O Brasil é signatário de tratados internacionais de combate ao terrorismo. E consequentemente, deveria seguir as diretrizes internacionais. No mundo inteiro, o conceito de terrorismo não é igual ao que temos no Brasil. Só pelo fato de a legislação brasileira abranger aspectos relacionados a questões religiosas e ideológicas, já fere os tratados aos quais somos signatários. Nos Estados Unidos, qualquer ato perigoso à vida humana, destinado a intimidar ou coagir a população civil, independentemente da motivação ideológica, é terrorismo. Precisamos ajustar nossa lei para retirar o filtro ideológico, porque ela ignora o terrorismo doméstico que existe no Brasil. Hoje, a queima de ônibus, a execução de delegados e juízes, a existência de toque de recolher para comunidades inteiras, não são consideradas ações terroristas. Se a legislação conseguir corrigir esse conceito, será um avanço e uma ferramenta a mais de combate ao crime.


A instalação da CPI do Crime Organizado - Foto: Andressa Anholete/Agência Senado 


O Brasil teria acesso a toda a rede de inteligência de países que já trabalham com o terrorismo. Sabemos que o PCC está em 28 países e lava dinheiro também nesses lugares. Pelas inteligências internacionais, o Brasil teria acesso à localização dessas pessoas, do dinheiro, realização de bloqueio. Ainda que a lei brasileira tenha entraves, a legislação internacional permitiria o bloqueio de capitais de forma muito mais rápida. 

A CPI do crime organizado, instalada no Senado nesta semana, pode ser útil no combate ao crime organizado? 

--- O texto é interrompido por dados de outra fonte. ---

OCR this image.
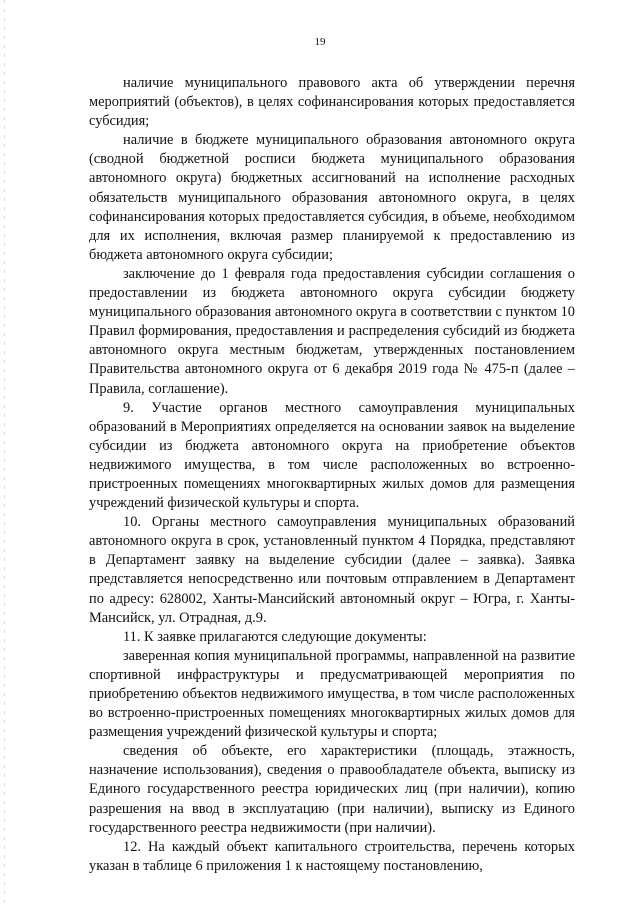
19

наличие муниципального правового акта об утверждении перечня мероприятий (объектов), в целях софинансирования которых предоставляется субсидия;

наличие в бюджете муниципального образования автономного округа (сводной бюджетной росписи бюджета муниципального образования автономного округа) бюджетных ассигнований на исполнение расходных обязательств муниципального образования автономного округа, в целях софинансирования которых предоставляется субсидия, в объеме, необходимом для их исполнения, включая размер планируемой к предоставлению из бюджета автономного округа субсидии;

заключение до 1 февраля года предоставления субсидии соглашения о предоставлении из бюджета автономного округа субсидии бюджету муниципального образования автономного округа в соответствии с пунктом 10 Правил формирования, предоставления и распределения субсидий из бюджета автономного округа местным бюджетам, утвержденных постановлением Правительства автономного округа от 6 декабря 2019 года № 475-п (далее – Правила, соглашение).

9. Участие органов местного самоуправления муниципальных образований в Мероприятиях определяется на основании заявок на выделение субсидии из бюджета автономного округа на приобретение объектов недвижимого имущества, в том числе расположенных во встроенно-пристроенных помещениях многоквартирных жилых домов для размещения учреждений физической культуры и спорта.

10. Органы местного самоуправления муниципальных образований автономного округа в срок, установленный пунктом 4 Порядка, представляют в Департамент заявку на выделение субсидии (далее – заявка). Заявка представляется непосредственно или почтовым отправлением в Департамент по адресу: 628002, Ханты-Мансийский автономный округ – Югра, г. Ханты-Мансийск, ул. Отрадная, д.9.

11. К заявке прилагаются следующие документы:

заверенная копия муниципальной программы, направленной на развитие спортивной инфраструктуры и предусматривающей мероприятия по приобретению объектов недвижимого имущества, в том числе расположенных во встроенно-пристроенных помещениях многоквартирных жилых домов для размещения учреждений физической культуры и спорта;

сведения об объекте, его характеристики (площадь, этажность, назначение использования), сведения о правообладателе объекта, выписку из Единого государственного реестра юридических лиц (при наличии), копию разрешения на ввод в эксплуатацию (при наличии), выписку из Единого государственного реестра недвижимости (при наличии).

12. На каждый объект капитального строительства, перечень которых указан в таблице 6 приложения 1 к настоящему постановлению,
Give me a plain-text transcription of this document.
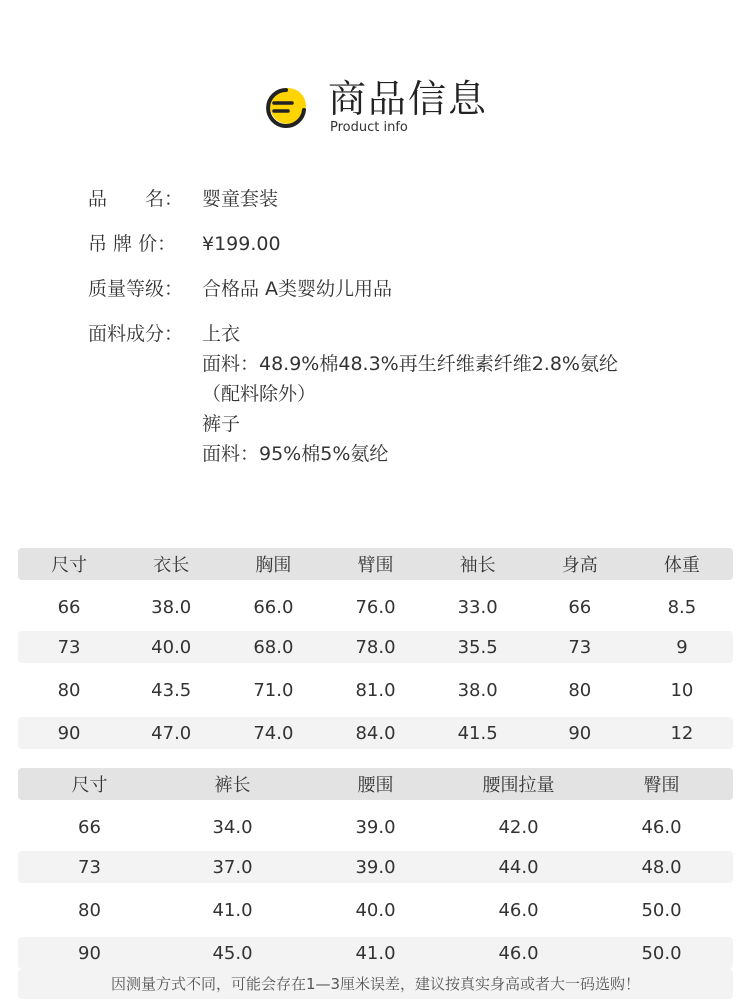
商品信息
Product info
品　　名： 婴童套装
吊 牌 价：	¥199.00
质量等级： 合格品 A类婴幼儿用品
面料成分： 上衣
面料：48.9%棉48.3%再生纤维素纤维2.8%氨纶
（配料除外）
裤子
面料：95%棉5%氨纶
尺寸	衣长	胸围	臂围	袖长	身高	体重
66	38.0	66.0	76.0	33.0	66	8.5
73	40.0	68.0	78.0	35.5	73	9
80	43.5	71.0	81.0	38.0	80	10
90	47.0	74.0	84.0	41.5	90	12
尺寸	裤长	腰围	腰围拉量	臀围
66	34.0	39.0	42.0	46.0
73	37.0	39.0	44.0	48.0
80	41.0	40.0	46.0	50.0
90	45.0	41.0	46.0	50.0
因测量方式不同，可能会存在1—3厘米误差，建议按真实身高或者大一码选购！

Sou um eterno otimista, senão já teria desistido do meu trabalho. Temos de aguardar e acompanhar se as figuras que lá estão irão atender aos anseios populares. Uma coisa é certa: o político se conduz de acordo com as ruas. Como a população está pedindo socorro, é possível que a Comissão consiga realizar um bom trabalho.